The bill will also increase criminal penalties for gun smuggling and trafficking, and enhance the capacity of police and border officers to keep illegal firearms out of the country.
It also creates new offences for altering the cartridge magazine of a firearm and introduces tighter restrictions on importing ammunition.
Public Safety Minister Bill Blair said the legislation, tabled Tuesday morning in the House of Commons, will not allow the owners of the prohibited firearms to bequeath them to others, or to continue to use them under “grandfathering” policies.
He said those who choose not to sell their weapons back to the government will be held responsible if the weapons “end up in the hands of criminals.”
“Gun ownership in this country is a privilege, not a right,” Blair said.
“We do not arm ourselves in this country to protect ourselves from our fellow citizens. We rely on the rule of law, not the end of a gun, for our safety.”
The legislation will also create what are often referred to as “red flag” laws.
Those will allow people such as concerned friends or relatives of a gun owner to ask the courts for an immediate removal of the firearm, or to have the person’s license suspended and/or reviewed.

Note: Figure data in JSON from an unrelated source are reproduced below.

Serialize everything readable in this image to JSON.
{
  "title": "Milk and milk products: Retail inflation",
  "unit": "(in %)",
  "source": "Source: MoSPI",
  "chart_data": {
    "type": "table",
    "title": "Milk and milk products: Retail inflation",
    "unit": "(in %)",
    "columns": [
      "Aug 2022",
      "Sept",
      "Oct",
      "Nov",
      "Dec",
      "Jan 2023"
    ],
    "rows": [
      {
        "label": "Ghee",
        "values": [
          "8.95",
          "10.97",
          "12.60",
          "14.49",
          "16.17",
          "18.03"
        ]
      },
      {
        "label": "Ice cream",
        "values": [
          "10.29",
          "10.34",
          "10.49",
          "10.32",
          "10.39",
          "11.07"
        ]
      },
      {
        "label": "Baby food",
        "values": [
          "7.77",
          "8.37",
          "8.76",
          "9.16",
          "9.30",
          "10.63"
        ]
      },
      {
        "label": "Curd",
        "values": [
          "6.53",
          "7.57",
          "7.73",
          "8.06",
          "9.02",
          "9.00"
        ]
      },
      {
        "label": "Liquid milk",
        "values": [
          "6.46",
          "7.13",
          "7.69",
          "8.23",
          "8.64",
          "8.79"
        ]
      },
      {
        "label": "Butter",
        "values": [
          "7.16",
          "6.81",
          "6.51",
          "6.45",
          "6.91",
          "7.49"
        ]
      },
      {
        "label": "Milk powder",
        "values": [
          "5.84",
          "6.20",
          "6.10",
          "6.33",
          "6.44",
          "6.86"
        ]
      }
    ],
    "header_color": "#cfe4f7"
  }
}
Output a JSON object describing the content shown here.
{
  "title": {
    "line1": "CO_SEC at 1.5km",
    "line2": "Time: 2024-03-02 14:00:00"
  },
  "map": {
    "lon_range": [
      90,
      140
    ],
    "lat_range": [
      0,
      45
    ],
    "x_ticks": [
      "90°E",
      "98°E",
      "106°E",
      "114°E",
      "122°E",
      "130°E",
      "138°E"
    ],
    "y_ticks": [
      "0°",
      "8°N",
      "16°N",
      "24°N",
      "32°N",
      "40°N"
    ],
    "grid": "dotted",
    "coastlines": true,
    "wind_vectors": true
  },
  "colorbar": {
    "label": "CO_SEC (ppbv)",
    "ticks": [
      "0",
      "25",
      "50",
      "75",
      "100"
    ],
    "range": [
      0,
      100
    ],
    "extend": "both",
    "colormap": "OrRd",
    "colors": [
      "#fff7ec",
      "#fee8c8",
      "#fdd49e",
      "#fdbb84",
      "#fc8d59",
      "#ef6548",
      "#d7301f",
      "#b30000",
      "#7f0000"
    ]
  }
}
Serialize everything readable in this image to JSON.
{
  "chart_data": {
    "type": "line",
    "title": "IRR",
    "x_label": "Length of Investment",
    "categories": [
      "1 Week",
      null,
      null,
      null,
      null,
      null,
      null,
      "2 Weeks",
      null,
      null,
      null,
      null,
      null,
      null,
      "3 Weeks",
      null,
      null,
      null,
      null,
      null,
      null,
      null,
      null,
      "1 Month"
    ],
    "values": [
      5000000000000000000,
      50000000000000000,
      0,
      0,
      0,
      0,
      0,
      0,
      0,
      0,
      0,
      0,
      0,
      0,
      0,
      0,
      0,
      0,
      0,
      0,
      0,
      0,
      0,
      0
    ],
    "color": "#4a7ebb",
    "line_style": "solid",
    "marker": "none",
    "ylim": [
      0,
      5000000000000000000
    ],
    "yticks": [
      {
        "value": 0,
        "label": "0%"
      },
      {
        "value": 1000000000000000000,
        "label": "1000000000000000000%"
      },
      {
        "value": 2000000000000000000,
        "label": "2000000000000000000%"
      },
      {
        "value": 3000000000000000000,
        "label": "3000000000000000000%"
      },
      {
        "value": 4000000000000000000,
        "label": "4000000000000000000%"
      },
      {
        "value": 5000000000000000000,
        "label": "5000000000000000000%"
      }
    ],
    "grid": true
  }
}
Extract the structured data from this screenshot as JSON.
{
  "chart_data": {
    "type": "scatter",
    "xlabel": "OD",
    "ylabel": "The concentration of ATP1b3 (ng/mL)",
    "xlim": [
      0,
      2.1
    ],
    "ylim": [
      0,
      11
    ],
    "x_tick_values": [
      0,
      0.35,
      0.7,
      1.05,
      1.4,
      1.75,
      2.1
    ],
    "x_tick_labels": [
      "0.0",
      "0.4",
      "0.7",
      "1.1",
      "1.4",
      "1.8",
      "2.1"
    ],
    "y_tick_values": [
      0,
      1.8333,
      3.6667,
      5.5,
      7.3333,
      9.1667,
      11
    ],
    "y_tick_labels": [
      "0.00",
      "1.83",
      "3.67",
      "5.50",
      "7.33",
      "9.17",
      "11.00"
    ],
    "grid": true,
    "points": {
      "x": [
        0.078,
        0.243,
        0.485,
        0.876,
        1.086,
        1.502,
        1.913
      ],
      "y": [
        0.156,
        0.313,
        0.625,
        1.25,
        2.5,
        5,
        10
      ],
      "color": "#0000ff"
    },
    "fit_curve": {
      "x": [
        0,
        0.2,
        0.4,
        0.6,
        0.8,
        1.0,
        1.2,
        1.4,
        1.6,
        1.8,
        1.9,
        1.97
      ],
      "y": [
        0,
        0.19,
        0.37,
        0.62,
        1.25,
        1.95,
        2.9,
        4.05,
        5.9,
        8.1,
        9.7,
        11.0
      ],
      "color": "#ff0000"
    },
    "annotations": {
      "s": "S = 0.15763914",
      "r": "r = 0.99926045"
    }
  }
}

The rules are intended as a way to remove guns from people believed to pose a risk of using firearms in intimate partner or gender-based violence, or self-harm, according to the government.
Current owners of the prohibited guns have criminal amnesty until April 30, 2022, and can only transfer or transport their firearms for specific purposes.
Blair said the intent of the legislation is to render the 1,500 firearms “legally unusable” in order to incentivize owners to sell them to the government.
While final details of the cost of such a buyback are not yet clear, Blair said current estimates that there are between 150,000 to 200,000 of the weapons in Canada translates to a potential cost of between $300 million and $400 million if the average market price for each firearm is around $1,300.
— With files from The Canadian Press.
— With files from Global’s Bryan Mullan.